La spartizione dell'Ungheria
Nel 1542 in seguito alla morte del Re Mattia il Giusto, ebbe inizio la spartizione dell'Ungheria, quando i turchi stroncarono il tentativo asburgico di riunificare il trono, occupando Buda e Pest.
L'Ungheria occidentale venne allora annessa all'Impero Asburgico, l'Ungheria Centrale divenne provincia dell'Impero Ottomano e la Transilvania divenne uno stato vassallo dell'Impero Ottomano.
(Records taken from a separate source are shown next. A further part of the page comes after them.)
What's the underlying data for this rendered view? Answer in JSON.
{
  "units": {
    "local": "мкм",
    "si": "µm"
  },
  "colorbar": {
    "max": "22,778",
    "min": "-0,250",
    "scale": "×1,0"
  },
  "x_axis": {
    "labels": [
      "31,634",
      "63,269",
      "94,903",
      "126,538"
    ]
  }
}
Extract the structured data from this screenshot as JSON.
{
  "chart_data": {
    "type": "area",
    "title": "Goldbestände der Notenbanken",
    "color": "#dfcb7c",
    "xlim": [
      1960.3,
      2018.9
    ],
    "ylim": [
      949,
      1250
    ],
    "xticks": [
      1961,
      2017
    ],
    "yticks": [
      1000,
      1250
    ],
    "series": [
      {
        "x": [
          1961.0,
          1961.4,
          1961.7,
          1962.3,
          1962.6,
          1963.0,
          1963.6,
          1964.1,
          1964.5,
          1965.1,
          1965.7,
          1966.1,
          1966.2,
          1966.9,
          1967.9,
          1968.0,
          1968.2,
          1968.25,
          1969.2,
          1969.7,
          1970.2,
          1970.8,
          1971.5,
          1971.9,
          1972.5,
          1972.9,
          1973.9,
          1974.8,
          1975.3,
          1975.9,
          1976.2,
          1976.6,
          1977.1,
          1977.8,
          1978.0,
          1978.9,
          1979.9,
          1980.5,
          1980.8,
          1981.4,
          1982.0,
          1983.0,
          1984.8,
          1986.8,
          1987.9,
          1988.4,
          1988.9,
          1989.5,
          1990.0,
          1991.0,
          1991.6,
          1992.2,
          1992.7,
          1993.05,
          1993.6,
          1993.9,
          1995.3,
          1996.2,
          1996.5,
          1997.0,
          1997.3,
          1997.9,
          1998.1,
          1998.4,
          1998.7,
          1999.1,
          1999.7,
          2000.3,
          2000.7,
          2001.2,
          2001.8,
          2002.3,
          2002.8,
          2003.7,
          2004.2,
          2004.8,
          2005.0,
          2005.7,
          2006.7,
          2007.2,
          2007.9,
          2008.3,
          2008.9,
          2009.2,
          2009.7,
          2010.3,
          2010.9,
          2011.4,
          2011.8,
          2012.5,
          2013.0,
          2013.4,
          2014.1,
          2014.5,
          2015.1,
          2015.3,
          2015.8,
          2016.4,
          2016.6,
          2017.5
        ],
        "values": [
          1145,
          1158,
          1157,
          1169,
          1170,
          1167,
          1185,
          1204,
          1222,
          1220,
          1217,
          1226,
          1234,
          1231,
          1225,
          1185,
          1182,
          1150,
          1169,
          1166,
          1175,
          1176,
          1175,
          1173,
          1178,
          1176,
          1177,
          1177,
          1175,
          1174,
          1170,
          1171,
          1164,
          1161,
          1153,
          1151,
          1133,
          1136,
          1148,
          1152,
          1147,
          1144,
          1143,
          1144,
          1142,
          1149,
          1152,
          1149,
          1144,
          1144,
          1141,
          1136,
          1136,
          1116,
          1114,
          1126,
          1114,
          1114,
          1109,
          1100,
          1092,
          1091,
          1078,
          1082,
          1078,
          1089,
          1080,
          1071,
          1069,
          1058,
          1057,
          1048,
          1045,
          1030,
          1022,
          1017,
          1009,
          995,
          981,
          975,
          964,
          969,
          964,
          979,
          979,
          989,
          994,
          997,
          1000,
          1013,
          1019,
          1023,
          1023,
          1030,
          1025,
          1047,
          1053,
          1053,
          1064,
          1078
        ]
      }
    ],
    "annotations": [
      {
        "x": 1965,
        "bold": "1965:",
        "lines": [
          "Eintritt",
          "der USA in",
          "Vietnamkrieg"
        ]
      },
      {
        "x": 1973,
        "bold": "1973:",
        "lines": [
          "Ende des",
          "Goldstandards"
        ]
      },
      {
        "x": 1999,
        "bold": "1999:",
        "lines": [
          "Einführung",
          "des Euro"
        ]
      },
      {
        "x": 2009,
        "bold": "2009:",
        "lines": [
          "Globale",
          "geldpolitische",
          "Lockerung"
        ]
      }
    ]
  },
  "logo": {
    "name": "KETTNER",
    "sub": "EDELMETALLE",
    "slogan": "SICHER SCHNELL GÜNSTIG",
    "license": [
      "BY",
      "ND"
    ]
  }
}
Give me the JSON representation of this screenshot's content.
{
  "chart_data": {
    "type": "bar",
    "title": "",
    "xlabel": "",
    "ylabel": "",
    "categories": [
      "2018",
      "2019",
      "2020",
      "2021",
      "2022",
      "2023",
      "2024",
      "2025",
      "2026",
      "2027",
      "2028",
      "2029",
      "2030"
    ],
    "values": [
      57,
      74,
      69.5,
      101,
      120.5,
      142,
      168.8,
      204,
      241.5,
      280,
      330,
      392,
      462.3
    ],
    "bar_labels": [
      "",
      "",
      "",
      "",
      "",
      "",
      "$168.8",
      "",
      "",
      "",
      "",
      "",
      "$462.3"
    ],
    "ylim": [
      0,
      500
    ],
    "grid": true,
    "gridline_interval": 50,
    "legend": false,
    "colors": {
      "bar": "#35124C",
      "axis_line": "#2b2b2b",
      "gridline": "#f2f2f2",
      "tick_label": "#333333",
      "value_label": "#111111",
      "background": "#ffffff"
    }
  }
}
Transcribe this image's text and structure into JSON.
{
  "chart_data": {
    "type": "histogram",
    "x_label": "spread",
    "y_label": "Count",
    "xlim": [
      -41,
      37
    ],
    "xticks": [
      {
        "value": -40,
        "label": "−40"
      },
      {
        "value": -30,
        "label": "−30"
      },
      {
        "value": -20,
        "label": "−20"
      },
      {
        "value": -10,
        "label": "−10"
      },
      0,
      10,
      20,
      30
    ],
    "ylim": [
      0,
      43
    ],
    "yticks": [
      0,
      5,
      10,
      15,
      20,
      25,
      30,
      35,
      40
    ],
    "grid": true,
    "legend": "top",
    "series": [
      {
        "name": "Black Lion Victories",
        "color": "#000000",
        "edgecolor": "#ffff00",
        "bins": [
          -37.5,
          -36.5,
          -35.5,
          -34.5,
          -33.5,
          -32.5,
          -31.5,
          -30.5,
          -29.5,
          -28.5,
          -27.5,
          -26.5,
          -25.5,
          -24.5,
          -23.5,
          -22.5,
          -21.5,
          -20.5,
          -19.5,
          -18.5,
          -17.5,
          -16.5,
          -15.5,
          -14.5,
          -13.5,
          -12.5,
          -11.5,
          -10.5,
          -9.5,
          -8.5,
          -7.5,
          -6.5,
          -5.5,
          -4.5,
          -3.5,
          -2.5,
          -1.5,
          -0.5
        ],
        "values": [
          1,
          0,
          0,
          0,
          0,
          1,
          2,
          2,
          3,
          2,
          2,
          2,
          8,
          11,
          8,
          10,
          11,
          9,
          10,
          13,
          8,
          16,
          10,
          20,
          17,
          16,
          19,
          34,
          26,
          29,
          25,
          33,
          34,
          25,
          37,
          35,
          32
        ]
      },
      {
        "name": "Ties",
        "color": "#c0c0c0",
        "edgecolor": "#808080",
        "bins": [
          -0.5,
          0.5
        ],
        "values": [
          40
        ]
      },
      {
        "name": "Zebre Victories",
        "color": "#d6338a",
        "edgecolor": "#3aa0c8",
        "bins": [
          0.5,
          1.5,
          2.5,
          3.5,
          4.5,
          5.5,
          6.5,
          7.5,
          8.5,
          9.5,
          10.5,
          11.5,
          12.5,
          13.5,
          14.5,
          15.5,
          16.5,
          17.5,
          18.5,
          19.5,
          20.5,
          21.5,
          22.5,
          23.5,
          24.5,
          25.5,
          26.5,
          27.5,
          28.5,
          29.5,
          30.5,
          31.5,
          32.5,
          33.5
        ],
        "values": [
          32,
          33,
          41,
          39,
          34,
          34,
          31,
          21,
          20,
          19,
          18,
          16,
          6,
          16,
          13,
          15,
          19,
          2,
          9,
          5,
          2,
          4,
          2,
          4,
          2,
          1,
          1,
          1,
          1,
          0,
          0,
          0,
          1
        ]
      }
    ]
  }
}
Nel 1686 dopo la cacciata dei turchi, gli austriaci germanizzano l'Ungheria con abitanti tedeschi e questo provocò rivolte antiasburgiche dal 1703 al 1711, capeggiate dal prinicipe transilvano Ferenc Rakozci, che fu poi sconfitto e costretto all'esilio. Ne seguirono anni di pace e prosperità, sotto l'imperatrice Maria Teresa che fece costruire Buda e Pest.
La Storia moderna
La moderna città di Budapest nacque ufficialmente nel 1873 con l'unione delle città Buda e Obuda, situate sulla sponda occidentale del Danubio, con la città Pest, situata sulla sponda orientale. La popolazione totale dell'area unificata crebbe tra il 1840 e il 1900 fino a 730.000 abitanti. Durante il XX secolo la maggiore espansione demografica è avvenuta nei sobborghi, poiché gran parte delle industrie del paese si sono concentrate in città. Dopo la prima Guerra Mondiale, Budapest diventò capitale di uno stato più piccolo ma finalmente sovrano. Nel 1930 la città giunse a contare un milione di abitanti. Danneggiata gravemente durante l'assedio sovietico la città fu ricostruita nel secondo dopoguerra e dopo la caduta del regime comunista, riallacciò i legami economici e culturali con l'Europa occidentale.
Dal 2004 l'Ungheria fa parte dell'Unione Europea.